Is Final Destination Bloodlines Really The Best One, Or Are Critics Finally Warming Up To Horror?

Full disclosure, I haven’t seen the new Final Destination movie, but I’ve been in the trenches defending this underrated slasher series since day one. Well, maybe not day one, seeing as I hadn’t been born yet when the first one came out. But I’ve been fighting in its corner for over a decade. It has some of the genre’s more memorable characters and easily the most inventive kills, a simple but effective concept that never fell into the trap of overexplaining itself, and a novel anthology approach that helped it stay fresh movie after movie.

Yet the series has always been panned by critics. The first scored just 40 percent on Rotten Tomatoes, and the second (a horror touchstone for two generations, scarring us all with that log truck scene, which has been hilariously recreated as marketing for the new movie) barely beat that figure with its 52 percent rating. Up until Bloodlines, which released to an unprecedented 95 percent, the only Fresh entry in the series was Final Destination 5. I love that movie, but it’s in no way better than the first three.

Maybe Bloodlines really is the best of the bunch, I’m eager to find out, but looking back at how critics viewed these movies, I think it speaks to a cultural change more than Final Destination finding its footing.

It’s Not Just Final Destination: Saw X Was Adored, Too

Just look at Saw. The first movie is a modern classic, a low-budget splatter flick set mostly in one room. The series often gets unfairly labelled as ‘torture porn’, but that 2004 debut was psychological horror through and through.

We watched as two men, trapped in a dingy bathroom, were forced to mutilate themselves to claw back their freedom. It’s easy to see how it so effortlessly birthed a franchise, given the immediate, striking iconography of Jigsaw, and the unique spotlight that was given to each character and their inner turmoil, letting the actors shine with their understated performances as their slowly unravelling dynamic took centre stage. But that first movie only scored 50 percent, landing it with an undeserved Rotten badge.

The series floundered with low scores for decades until Saw X in 2023, which won over 81 percent of critics.
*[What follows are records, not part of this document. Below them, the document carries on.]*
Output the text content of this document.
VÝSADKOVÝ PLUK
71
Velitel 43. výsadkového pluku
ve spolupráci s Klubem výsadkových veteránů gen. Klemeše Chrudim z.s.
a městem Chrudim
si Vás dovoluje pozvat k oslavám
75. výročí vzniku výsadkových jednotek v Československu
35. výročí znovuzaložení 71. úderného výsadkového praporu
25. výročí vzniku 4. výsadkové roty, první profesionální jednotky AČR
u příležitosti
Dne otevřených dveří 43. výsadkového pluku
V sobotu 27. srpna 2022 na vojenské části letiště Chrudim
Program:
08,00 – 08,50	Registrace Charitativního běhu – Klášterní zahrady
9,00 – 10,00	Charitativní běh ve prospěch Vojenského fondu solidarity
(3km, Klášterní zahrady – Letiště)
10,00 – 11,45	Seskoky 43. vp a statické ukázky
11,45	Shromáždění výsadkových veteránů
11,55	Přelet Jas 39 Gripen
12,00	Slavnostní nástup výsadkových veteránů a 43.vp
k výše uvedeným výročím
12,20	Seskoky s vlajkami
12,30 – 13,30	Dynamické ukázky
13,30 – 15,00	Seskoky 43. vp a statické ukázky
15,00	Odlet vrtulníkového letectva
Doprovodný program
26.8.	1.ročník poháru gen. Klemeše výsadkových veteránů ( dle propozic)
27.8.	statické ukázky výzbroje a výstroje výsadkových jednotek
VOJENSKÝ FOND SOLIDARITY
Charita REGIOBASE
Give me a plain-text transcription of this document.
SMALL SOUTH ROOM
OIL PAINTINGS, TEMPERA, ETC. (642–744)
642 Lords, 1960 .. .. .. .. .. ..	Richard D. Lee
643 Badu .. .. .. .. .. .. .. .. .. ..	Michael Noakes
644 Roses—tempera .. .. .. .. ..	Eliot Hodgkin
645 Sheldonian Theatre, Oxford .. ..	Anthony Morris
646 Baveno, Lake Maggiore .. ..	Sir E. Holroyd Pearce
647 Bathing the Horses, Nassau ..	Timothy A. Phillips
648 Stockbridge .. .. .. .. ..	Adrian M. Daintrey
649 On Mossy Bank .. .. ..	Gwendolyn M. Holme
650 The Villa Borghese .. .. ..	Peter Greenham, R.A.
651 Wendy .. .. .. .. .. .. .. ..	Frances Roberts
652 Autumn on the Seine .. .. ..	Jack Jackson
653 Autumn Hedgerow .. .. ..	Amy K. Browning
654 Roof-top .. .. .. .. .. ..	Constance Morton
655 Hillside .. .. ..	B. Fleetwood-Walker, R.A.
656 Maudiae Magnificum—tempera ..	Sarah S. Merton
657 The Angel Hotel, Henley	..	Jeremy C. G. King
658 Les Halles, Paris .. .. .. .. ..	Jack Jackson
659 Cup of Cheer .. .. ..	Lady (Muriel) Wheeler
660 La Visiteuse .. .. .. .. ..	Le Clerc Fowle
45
Again, I adore that movie, but I’m not sure that it’s better than the first three. Instead, it looks like there’s been a shift in the last two decades. Critics are finally coming around to all facets of horror: not just the elevated artsy films, but the schlock at the genre’s bedrock. Or maybe it’s the critics who grew up on the sleazier side of horror now having a platform to voice their appreciation. Either way, I’m almost certain that if the first Final Destination or Saw were released today, they would be rated far higher than they were.

Slashers That Would’ve Once Been Panned Are Now Cherished

Art messing with Sienna in Terrifier 2 by signaling his horn right to her ear, with pumpkins and other Halloween decorations seen in the store.

Take the Terrifier trilogy, which really is torture porn — seriously, those movies are gore for gore’s sake. Yet critics have been lapping them up, with the sequel peaking at 87 percent. I can’t imagine that happening 20 years ago, but it’s not just Terrifier. Totally Killer, The Babysitter, Happy Death Day, Thanksgiving, Fear Street… slashers that would’ve once been scoffed at are suddenly being given the time of day, whereas cult classics like Hatchet, Tourist Trap, Prom Night, I Know What You Did Last Summer, and My Bloody Valentine were once panned.

The Thing, now regarded as one of the best horror movies ever made, wasn’t as cherished when it came out, and was infamously described by Roger Ebert as a “barf-bag” and “geek show, gross-out movie”.

I’m not complaining. It’s refreshing to see all corners of horror uplifted, rather than the odd slasher or splatter flick slipping through the cracks. The genre has always been incredibly diverse and forward-thinking when compared to its peers, and has long been a seedbed for welcoming new talent into the industry (like Mary Elizabeth Winstead, who arguably got her breakout role in Final Destination 3). So much of that happens in the corners of horror that critics have long looked down on, so to see it finally given its due is cause for celebration.

Maybe Final Destination Bloodlines deserves its spot as the best-rated movie in the series, or maybe it doesn’t: I don’t care. It’s just nice to see horror, especially slashers, finally earn a seat at the table.